Jeanne Beaudoin

Jeanne au Klondike

On est guidés dans nos luttes par un sentiment d’urgence, une espèce d’énergie du désespoir.

En 1982, la jeune vingtaine, j’arrive en sol yukonnais avec, dans mon sac à dos, un baccalauréat en études françaises tout frais, un peu d’anglais et des rêves de voyages et d’amour heureux.

L’été durant sur les trottoirs de bois de Dawson, en costume d’époque, je suis guide-interprète bilingue sur les sites historiques Klondike. C’est une immersion-choc dans les eaux vives de l’anglais, que j’apprends sur le terrain, en cours intensif accéléré.

Et puis un soir, je rencontre un anglophone charmant qui devient mon compagnon de vie pendant 25 ans et avec qui j’ai eu trois merveilleux enfants.

Nous nous établissons en banlieue de Whitehorse, dans une cabane, sans eau courante et sans électricité. C’est un retour aux sources que plusieurs personnes choisissent encore aujourd’hui.

Mon apprentissage de l’anglais se poursuit au jour le jour, et j’enseigne le français à mon amour. Nous amalgamons nos langues et nos cultures.

En 1983, je suis monitrice de français de la maternelle à la 12e année, dans six écoles du Yukon, dont celle de Dawson. J’enseigne aussi le français aux adultes le soir.

Entre-temps, dans la foulée de la Charte canadienne des droits et libertés, la communauté francophone a commencé à s’organiser. L’Association franco-yukonnaise (AFY) s’est incorporée et le petit journal l’Aurore boréale a vu le jour. Le programme d’immersion française pour les anglophones est né. Les parents francophones réclament à leur tour, par l’entremise de l’AFY, une école française.

En 1984, je participe aux efforts de l’Association franco-yukonnaise pour obtenir l’éducation en français langue première. L’école française voit le jour en septembre 1984.

J’essaie de ne pas juger les francophones qui ne transmettent pas le français à leurs enfants… mais moi, je veux que les miens parlent ma langue. Je veux leur léguer cette richesse. Ce désir s’affirme d’autant plus fort que je vis ma première maternité.

Je fais partie d’un groupe de personnes qui partagent la conviction que la survie du français au Canada est importante. On est guidés dans nos luttes par un sentiment d’urgence, une espèce d’énergie du désespoir. Tout est à faire pour que les racines françaises de nos enfants survivent et fleurissent. On revendique, on se bat, on tape du pied, on dérange. On construit les fondations d’une société. Pour moi, c’est viscéral.

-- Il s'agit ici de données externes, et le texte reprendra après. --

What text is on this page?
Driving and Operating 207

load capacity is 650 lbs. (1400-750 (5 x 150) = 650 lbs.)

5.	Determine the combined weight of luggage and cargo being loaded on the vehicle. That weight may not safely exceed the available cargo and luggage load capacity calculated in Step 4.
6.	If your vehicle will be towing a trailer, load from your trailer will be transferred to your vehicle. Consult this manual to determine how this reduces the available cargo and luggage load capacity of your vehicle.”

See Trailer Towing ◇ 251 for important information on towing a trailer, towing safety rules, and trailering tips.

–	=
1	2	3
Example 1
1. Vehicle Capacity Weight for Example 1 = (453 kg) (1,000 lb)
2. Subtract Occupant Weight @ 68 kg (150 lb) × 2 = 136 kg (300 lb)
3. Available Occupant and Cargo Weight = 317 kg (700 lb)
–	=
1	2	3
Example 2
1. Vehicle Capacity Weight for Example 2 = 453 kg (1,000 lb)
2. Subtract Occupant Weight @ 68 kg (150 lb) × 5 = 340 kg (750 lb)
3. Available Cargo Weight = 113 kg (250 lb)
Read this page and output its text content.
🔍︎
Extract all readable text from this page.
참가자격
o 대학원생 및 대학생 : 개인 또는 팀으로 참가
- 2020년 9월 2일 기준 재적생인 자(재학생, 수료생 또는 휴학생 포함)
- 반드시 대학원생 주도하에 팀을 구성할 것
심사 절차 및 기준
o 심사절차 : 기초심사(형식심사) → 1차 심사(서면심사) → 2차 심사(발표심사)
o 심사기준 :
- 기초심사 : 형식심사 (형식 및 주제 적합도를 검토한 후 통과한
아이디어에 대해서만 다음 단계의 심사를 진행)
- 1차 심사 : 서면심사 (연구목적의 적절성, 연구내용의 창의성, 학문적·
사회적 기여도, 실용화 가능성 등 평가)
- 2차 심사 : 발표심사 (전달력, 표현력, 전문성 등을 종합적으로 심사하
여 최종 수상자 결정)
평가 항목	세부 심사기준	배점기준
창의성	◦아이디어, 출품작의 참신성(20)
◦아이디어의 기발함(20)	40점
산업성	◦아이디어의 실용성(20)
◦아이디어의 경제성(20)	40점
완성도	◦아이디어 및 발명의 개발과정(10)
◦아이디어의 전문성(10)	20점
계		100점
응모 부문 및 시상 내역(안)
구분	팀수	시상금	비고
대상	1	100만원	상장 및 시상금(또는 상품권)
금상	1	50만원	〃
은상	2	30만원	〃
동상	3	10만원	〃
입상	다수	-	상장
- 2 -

Je suis de toutes les luttes pour agrandir l’espace francophone et développer l’infrastructure, les services et les organismes nécessaires à la vitalité de la communauté francophone du Yukon : école, garderie, gestion scolaire, médias, services en français, développement économique, aide à l’emploi, arts et culture, soutien aux parents, etc. Où donc ai-je puisé toute cette énergie?

Trente-cinq ans ont passé. Mes enfants sont grands. Ils sont de fiers Yukonnais bilingues. Moi, je suis grand-maman pour la première fois, ce qui me remplit de joie. Je peux continuer ma mission en donnant la main à mon petit-fils Loïc et en regardant avec plaisir les nouvelles générations continuer à bâtir une francophonie qui leur ressemble et qu’ils laisseront à leur tour en héritage à leurs enfants.